How can this possibly be an update?

Day 25. Satsuma is still lolling on her satin cushions, flipping the clomid the bird and drinking gin.

I have run out of OPKs.

I have a plan. If Satsuma has not shifted her baggy arse by Monday, I am calling the ACU and making a fuss. Hopefully they’ll offer me a ride on the dildo-cam, and then we shall know if I should wait because Satsuma, teenager-style, has started cleaning her room just, and only, when the adults turn up with big black bin-liners to put everything still on the floor into (why yes, my mother did do this once. How did you guess?). Or, alternately, declare Clomid Take 4 a complete waste of everyone’s time and money, neck provera, start again.

If the ACU do not offer me an ultrasound, I shall kick a hole in the nearest brick wall. So there.

As for the rest of me, on Monday morning I slipped clambering into the bath (the shower is also in the bath), and somehow caught myself a right ding above the inside knee. I have a bruise there so startlingly navy blue that I catch myself yelping ‘bloody hell, what is that?’ every time I take my jeans down. Startles colleague in next toilet cubicle, I can tell you. I also, in my flailing, managed wrench or yank or jolt my shoulders, which are now a mass of knots and pinched nerves.

And I have a mysterious bruise the size of a thumb-print on my forearm. I cannot account for it. It turned up just before the flinging-self-about-in-tub incident. It hadn’t been there the previous evening. Admittedly, the previous evening finished in gratifying style, but I simply cannot begin to think how doing that bruised my arm. Unless… No. Actually, no. Let us not speculate. Better not. No.

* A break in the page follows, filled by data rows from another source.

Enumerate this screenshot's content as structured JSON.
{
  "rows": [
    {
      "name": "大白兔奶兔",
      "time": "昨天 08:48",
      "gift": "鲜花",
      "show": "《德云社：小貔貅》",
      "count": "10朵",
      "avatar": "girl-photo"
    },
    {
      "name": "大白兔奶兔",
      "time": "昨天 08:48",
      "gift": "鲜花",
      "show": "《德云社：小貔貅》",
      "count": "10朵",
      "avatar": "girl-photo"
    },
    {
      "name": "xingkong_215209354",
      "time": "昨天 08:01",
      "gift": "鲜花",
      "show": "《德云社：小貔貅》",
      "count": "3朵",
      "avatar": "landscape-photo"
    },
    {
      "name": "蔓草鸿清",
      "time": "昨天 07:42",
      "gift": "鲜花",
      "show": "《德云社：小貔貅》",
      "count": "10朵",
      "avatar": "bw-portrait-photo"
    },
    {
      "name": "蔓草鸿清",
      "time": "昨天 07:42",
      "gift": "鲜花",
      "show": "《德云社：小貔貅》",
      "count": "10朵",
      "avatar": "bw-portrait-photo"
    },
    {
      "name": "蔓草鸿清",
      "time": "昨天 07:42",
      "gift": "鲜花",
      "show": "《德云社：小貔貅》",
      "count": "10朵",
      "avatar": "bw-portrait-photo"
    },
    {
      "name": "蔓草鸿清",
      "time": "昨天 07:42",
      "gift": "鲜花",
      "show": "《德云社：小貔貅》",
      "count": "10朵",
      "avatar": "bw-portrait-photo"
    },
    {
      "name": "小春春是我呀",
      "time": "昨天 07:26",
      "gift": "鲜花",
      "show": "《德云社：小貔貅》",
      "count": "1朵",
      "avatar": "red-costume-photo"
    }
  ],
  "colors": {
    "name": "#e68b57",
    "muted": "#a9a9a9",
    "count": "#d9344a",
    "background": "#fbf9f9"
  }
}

(It’s all H’s fault, of course).


12 responses to “How can this possibly be an update?

  • geohde

    Is it wrong that I giggled rather immaturely at the dildo cam reference?


  • Katie

    I find it usually is the fault of Himself. I think he understands that, though.

  • Nina

    Hell, at least you had fun getting the last one. I giggled immaturely at the H reference. Sounds like Orgasmic Mayhem with a little nekkidness on the side. You go girl!

  • a

    Just what everyone wants to hear in the restroom…”Bloody hell, what is that?” I can’t even think what people are imagining when they hear that.

    I hope you don’t have to kick holes in brick walls, but if you do, wear your steel-toed boots. Passive-aggressive ovaries and broken toes do not make a good pair.

  • Hairy Farmer Family

    I also had the Black Bin Bag experience, courtesy of a highly annoyed mother. I sulked on my bed and let her get on with it!

    If they do not offer you an ultrasound, then I think all we ladies in need of a regular revelatory peer inside the bits need to gang up, break in and steal the machine. H could hold the ladder in penance for the mysterious bruise (which Of Course must be his fault; as he is the Husband and therefore prime suspect A). Your colleagues are obviously already unsettled and suspicious of your shady character by virtue of your toilet-yelping, so if we’re caught and charged they won’t bat an eyelid.

    Who’s with me?!

    *looks behind at the draughty emptiness*

  • korechronicles

    I’ve inflicted the Black Garbage Bag Experience on The Boy. Made no difference whatsoever. Was more for my sanity than building his housekeeping skills. Probably about as effective for Satsuma, the little hussy. She’s an expert at Civil Disobedience, clearly.

    And husbands taking the blame? AS IS THEIR DUTY.

  • Womb For Improvement

    Here’s hoping you won’t have to add a stubbed toe to your mounting catalogue of injuries.

  • Xbox4NappyRash

    Cubicle image is very very funny

  • Aphra Behn

    Dildo cam?

    Heh heh heh heh heh.

    I once found two matched sets of bruises each the size of a tuppenny bit four on the back of one calf and five on the back of the other. I’ve no idea how they got there. Honest I haven’t.



  • Nina

    Maybe you’ll get the OPK’s I ordered from Ebay 3 weeks ago. They’ve had time to go to London and back to the States by now. Go look in the mailbox. If you find them, take out what you need, and forward the rest, would you?

  • Artblog

    Oh dear, what we do to make a baby, eh! xxx

  • Heather

    Thinking of you today. I have a candle lit for Pikaia today.